AAT is a protein secreted by the liver and, in its normal form, is transported to the lungs where it serves a protective function against elastase-associated tissue damage. Inheritance of two copies of the mutated form of the AAT gene results in a rare genetic condition known as α1-antitrypsin deficiency (AATD). Over 100,000 people are affected by this condition in the US, and sufferers experience a range of symptoms ranging from undetectable to potentially fatal lung and liver damage.
The mutation either prevents production of AAT, or encodes a misfolded version of AAT that accumulates in the liver. AATD has two main pathological features: first, in 10–20% of people with the disease, the aggregated protein increases the risk of liver disease including cirrhosis and liver cancer. Second, since the protein is either not produced or its transport to the lungs is impaired, its protective effect is lost. Lung tissue is left open to elastase degradation, eventually resulting in lung disease including emphysema.

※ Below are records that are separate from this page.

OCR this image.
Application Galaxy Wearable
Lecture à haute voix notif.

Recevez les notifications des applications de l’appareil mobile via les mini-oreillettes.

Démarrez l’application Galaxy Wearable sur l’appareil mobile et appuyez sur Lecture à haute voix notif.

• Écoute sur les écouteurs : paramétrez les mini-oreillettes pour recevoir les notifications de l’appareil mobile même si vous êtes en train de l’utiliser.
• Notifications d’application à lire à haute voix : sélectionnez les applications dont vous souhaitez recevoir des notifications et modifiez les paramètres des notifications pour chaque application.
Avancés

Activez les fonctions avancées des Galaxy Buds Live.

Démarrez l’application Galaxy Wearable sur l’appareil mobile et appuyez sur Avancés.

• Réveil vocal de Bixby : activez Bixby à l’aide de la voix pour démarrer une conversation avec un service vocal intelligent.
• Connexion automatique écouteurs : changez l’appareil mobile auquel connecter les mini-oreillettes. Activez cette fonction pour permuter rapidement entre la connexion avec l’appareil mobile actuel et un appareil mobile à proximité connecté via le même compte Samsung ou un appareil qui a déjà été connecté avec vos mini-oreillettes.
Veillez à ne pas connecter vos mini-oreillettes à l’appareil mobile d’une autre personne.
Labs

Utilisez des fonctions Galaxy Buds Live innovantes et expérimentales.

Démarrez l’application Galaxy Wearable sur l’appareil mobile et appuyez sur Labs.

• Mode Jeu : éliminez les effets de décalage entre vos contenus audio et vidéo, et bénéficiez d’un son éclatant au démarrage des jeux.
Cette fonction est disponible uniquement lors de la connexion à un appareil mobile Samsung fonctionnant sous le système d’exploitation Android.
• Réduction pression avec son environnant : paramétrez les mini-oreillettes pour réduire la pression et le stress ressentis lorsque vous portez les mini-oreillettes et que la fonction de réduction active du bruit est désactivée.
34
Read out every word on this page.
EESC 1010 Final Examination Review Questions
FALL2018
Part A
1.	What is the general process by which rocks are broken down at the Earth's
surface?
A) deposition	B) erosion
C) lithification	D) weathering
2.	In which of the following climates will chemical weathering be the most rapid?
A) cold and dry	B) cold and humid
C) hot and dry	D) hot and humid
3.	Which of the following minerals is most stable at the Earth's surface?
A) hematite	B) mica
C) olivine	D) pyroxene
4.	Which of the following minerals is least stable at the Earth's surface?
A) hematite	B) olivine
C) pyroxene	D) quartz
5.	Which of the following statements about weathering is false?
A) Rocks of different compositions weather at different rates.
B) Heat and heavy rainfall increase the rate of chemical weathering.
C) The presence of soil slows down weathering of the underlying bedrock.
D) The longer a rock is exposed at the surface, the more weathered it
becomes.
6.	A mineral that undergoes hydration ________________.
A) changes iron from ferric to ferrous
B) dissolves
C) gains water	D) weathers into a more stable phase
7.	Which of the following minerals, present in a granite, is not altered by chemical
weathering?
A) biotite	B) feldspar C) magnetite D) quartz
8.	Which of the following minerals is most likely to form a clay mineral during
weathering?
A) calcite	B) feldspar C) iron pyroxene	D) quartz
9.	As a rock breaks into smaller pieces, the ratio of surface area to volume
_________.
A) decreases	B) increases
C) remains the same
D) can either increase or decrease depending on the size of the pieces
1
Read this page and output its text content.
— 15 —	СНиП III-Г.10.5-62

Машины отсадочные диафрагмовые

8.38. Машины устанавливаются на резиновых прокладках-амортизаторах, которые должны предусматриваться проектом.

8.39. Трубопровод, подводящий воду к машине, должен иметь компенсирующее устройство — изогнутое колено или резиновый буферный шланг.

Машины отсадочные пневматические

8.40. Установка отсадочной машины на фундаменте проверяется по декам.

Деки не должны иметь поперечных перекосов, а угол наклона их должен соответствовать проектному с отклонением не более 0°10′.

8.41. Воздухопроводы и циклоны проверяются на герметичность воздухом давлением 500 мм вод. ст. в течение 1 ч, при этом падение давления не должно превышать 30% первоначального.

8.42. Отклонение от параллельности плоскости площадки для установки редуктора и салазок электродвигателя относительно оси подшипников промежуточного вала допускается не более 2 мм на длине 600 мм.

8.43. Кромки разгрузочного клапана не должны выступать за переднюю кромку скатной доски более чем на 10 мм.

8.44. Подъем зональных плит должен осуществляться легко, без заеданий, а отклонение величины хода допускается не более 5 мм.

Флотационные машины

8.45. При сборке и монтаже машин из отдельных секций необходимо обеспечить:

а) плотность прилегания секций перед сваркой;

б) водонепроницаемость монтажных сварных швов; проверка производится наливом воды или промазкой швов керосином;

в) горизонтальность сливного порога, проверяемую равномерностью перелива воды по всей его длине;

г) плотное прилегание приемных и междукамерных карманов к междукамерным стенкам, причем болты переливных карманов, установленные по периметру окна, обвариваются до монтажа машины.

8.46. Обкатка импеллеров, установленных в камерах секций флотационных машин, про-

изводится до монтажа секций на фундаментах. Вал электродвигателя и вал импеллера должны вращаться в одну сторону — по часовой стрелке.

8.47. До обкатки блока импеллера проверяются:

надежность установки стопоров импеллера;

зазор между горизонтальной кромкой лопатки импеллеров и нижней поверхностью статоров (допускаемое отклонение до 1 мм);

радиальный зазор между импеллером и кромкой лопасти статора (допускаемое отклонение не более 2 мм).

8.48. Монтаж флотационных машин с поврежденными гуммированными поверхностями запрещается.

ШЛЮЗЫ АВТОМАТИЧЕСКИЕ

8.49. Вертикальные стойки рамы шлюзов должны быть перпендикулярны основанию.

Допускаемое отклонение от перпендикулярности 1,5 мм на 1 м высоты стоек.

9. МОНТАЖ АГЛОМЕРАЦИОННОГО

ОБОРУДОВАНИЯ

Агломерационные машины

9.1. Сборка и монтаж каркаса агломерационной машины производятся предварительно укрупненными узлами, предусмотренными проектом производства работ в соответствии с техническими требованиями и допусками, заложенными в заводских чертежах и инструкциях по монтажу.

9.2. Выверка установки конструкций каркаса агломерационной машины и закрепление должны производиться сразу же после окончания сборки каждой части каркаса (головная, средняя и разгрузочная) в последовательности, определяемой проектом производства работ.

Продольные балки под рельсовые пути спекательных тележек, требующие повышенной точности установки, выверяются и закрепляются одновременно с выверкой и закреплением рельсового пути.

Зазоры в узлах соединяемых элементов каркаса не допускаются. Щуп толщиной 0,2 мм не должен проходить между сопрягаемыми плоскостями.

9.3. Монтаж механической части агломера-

Using the CRISPR/Cas9 gene editing system, the group was able to remove the faulty DNA in mice expressing the mutant human sequence, preventing production of the defective protein. Injecting a viral vector containing CRISPR/Cas9 into the mice led to significant decreases in the amount of aggregated protein in the liver, effectively eliminating one of the two main symptoms of this mutation.
These results pave the way for future studies in which the mutated DNA could not only be removed, but be replaced with the wild-type sequence, potentially ameliorating the harmful effects of this mutation on the lungs as well.
This is an early example of the use of CRISPR/Cas9 to reverse pathology in vivo in a humanised mouse model of genetic disease, and represents an exciting development.
John Wiseman, the senior author of the article, said: “The scientific community is working hard to harness CRISPR/Cas9 technology and identify opportunities to develop future therapeutic applications. These pre-clinical results support the potential future testing of CRISPR in patients with rare genetic disorders."
There remain technological challenges to improve the effective and safe delivery of CRISPR/Cas9 gene editing for use in the clinical setting. Still, these findings represent an important milestone being able to reverse the effects of a genetic disease in an animal model.